# Problems with Olivewood!?



## Davefarr (Mar 12, 2009)

I'm a newcomer and would welcome some advice on finishing Olivewood. So far, for most of my pens I've been using Danish oil followed by a high concentration Shellac friction polish. This gives me the finish I want on most woods except Olivewood. It looks fantastic to start with but then after a few days the finish goes dull and dark grey stains appear. I tried linseed oil + CA for the first time last night on Tasmanian figured Blackbean with great results but what finish can I use on Olivewood which is heavily beaded (e.g. on key rings) which will solve my problem.
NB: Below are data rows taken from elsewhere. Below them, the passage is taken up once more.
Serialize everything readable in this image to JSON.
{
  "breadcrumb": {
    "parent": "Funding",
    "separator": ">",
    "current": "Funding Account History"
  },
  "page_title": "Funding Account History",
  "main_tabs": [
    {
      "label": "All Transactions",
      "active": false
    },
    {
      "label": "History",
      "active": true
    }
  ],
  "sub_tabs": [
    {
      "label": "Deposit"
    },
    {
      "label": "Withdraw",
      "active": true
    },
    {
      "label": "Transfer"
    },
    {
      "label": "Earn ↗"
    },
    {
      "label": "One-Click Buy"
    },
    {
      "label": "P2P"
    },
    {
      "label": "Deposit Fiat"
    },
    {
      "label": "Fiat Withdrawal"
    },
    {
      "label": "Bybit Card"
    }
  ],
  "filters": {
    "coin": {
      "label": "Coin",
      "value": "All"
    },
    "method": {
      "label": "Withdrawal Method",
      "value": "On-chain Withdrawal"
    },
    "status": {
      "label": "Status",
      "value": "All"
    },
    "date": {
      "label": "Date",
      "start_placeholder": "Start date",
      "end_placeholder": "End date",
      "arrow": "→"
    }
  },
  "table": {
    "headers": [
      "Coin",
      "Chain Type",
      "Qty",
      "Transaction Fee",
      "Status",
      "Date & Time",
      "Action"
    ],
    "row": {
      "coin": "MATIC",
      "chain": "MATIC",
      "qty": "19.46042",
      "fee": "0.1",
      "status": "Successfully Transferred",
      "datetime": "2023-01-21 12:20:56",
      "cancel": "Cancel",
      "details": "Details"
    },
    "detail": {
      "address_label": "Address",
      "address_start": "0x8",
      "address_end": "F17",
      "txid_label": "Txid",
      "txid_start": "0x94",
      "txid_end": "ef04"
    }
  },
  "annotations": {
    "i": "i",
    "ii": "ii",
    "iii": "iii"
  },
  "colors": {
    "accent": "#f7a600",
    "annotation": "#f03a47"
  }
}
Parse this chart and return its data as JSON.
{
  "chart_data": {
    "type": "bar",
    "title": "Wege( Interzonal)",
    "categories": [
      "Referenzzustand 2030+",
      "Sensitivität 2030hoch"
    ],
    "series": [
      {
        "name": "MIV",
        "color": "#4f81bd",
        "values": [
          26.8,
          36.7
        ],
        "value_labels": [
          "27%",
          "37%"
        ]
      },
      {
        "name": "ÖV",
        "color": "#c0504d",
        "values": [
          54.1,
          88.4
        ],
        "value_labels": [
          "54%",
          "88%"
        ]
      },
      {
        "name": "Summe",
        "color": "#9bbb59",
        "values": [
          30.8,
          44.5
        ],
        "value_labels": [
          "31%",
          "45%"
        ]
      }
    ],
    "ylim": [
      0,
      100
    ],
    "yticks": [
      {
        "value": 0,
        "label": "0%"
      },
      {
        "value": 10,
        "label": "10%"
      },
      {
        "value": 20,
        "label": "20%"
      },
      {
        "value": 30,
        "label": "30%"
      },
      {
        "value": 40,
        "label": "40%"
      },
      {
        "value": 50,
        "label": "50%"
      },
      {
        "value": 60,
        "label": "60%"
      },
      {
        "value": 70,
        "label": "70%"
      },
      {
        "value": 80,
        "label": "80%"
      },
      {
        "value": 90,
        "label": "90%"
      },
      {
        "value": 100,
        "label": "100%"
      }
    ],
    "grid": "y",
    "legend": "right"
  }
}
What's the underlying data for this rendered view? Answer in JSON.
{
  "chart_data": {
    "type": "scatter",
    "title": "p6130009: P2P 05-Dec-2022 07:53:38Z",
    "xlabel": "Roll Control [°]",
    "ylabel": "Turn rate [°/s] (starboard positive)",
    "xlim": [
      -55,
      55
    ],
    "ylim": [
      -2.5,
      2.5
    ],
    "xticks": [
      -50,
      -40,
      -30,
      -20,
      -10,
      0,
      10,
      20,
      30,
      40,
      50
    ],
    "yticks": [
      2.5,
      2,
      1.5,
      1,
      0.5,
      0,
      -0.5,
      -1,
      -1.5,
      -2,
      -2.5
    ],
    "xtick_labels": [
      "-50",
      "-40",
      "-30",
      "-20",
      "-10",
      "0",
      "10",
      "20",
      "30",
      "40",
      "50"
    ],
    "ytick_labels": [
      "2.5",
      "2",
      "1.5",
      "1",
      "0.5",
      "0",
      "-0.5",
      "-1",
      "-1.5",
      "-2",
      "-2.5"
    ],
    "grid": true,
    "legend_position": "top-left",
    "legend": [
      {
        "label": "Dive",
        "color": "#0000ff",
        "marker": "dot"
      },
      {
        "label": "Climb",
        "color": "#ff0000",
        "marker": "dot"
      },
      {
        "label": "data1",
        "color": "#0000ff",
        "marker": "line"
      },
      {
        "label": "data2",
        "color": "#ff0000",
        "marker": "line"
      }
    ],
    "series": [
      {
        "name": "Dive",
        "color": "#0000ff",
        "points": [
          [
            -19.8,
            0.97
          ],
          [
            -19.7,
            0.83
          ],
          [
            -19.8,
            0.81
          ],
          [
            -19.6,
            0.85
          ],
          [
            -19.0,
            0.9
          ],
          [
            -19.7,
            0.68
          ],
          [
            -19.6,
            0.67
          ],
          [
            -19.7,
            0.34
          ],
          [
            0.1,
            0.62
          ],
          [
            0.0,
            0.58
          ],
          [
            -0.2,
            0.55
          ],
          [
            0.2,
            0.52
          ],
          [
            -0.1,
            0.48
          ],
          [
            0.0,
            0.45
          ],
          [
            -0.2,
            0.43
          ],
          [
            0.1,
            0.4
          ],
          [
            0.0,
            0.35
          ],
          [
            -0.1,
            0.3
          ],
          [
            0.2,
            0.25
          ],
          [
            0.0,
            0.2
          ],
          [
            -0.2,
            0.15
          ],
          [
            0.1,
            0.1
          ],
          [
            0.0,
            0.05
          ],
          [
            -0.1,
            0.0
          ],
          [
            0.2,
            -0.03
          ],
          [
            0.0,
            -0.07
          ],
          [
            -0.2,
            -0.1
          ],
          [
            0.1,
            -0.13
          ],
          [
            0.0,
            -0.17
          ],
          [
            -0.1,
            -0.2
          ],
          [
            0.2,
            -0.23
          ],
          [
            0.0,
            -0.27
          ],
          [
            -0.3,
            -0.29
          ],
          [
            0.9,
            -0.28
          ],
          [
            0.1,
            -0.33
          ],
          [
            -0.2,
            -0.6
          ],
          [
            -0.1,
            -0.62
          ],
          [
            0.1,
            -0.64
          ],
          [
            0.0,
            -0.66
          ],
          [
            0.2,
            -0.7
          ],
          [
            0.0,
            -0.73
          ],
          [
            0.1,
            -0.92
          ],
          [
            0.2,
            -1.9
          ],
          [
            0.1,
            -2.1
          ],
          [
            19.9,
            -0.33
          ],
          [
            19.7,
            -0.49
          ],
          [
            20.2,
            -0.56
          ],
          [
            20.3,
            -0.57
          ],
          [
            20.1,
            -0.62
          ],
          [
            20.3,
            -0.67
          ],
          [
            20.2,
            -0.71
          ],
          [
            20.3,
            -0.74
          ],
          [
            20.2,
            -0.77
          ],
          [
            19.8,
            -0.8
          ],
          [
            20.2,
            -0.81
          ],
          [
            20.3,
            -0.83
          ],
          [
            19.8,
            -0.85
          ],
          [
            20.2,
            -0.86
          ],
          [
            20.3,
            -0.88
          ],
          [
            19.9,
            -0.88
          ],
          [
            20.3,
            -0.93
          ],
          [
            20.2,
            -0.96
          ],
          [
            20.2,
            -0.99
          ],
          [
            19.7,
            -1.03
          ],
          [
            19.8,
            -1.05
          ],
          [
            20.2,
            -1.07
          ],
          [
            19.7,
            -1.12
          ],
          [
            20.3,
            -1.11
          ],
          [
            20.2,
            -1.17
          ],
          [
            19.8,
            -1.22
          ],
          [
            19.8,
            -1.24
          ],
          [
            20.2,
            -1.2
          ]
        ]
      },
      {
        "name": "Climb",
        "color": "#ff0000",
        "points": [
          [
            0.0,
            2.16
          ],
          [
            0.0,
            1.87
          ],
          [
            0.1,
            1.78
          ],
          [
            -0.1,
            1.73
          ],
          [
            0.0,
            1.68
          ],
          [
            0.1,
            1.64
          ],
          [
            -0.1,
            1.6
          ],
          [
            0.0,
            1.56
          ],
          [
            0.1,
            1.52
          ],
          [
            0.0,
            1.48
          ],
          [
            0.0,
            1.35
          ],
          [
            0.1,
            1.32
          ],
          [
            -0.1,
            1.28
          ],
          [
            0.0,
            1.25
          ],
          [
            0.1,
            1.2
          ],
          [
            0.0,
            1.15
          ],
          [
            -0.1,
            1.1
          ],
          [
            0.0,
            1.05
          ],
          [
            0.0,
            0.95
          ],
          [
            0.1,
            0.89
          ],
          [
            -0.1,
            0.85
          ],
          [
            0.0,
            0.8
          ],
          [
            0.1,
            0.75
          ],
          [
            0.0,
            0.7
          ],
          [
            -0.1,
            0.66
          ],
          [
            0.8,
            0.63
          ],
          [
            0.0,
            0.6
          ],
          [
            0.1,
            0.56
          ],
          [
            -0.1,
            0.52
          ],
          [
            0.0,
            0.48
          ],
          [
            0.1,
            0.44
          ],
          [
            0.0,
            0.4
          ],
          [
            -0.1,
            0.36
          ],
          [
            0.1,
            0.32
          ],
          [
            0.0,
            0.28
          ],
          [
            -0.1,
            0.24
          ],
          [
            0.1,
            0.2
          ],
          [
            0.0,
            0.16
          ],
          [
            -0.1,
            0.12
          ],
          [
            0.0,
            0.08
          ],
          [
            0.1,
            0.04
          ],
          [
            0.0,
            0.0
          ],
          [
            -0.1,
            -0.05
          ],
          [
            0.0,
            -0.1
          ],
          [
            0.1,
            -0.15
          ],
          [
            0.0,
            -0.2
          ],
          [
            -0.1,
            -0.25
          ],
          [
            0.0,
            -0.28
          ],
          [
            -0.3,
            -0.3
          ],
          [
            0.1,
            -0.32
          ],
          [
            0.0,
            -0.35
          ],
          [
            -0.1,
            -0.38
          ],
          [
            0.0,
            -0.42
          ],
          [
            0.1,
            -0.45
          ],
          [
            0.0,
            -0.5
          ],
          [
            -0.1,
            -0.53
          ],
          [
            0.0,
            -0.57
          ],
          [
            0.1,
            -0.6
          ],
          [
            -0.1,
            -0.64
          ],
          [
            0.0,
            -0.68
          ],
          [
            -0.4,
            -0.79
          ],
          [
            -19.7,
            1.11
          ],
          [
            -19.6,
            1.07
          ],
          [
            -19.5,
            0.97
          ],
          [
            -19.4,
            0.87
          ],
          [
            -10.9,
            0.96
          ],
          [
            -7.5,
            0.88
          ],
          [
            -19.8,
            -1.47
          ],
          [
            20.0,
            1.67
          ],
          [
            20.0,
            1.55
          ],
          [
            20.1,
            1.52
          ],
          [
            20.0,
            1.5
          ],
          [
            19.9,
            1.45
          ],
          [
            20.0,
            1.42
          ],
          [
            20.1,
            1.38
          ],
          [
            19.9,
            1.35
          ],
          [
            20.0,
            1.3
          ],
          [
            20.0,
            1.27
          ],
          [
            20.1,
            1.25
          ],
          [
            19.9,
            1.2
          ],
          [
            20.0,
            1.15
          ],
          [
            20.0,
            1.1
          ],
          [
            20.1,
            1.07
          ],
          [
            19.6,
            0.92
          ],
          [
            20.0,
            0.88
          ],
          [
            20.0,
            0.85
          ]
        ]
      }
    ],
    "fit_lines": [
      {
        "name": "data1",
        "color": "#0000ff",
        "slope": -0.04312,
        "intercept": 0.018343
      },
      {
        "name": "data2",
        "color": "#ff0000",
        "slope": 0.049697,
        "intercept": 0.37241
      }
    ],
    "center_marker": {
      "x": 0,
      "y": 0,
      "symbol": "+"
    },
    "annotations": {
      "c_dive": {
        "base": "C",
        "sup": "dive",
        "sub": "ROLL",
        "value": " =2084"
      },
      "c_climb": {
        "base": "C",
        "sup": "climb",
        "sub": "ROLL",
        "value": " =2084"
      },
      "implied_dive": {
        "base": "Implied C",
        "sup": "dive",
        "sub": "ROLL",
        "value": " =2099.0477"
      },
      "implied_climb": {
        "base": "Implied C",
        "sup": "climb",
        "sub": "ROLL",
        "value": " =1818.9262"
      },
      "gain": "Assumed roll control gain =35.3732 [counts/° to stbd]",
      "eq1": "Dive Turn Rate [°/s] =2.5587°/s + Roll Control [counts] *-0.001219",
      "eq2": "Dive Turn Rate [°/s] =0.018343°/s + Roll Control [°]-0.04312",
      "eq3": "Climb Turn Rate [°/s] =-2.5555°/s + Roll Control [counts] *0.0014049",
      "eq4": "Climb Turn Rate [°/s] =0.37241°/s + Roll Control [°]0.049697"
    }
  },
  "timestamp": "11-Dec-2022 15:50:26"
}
Any advice or help appreciated.

Dave.


----------



## tim self (Mar 12, 2009)

The ONLY thing I use is CA or CA/BLO.  On olive wood (or cocobolo) I do spray with accelerator before application to remove oil.  Couple of coats of thin CA only to seal and then CA/BLO.  I know this may be a little difficult on beaded work but it can be done with thin application so as not to build up in the groves.  Just my way, I've been wrong before.........LOML says it was just the other day.


----------



## leehljp (Mar 12, 2009)

Try wiping with Acetone to clean the oil off and then try your finishes. Being heavily beaded, I would try lacquer or many coats of thinned poly after using a sanding sealer.

I am one to try different things for different problems, so these are just my ideas. I don't know how well this will work for you.


----------



## Skye (Mar 12, 2009)

Like Hank said, I'd wipe it with something to remove the surface oil first.

I'm not sure about long term finishes on BOW pens, I've done a few and the couple I kept have all had the finish fade on them. They didnt chip or anything, it was almost like the CA just naturally wore off it, but at an astonishing rate. I also noticed the wood continue to change colors under the CA.

With it being such an oily, smooth, healthy feeling wood, I'm tempted to start leaving them unfinished. It's not often you come across a wood that, when you touch it, you feel like you're touching something that's almost still living.


----------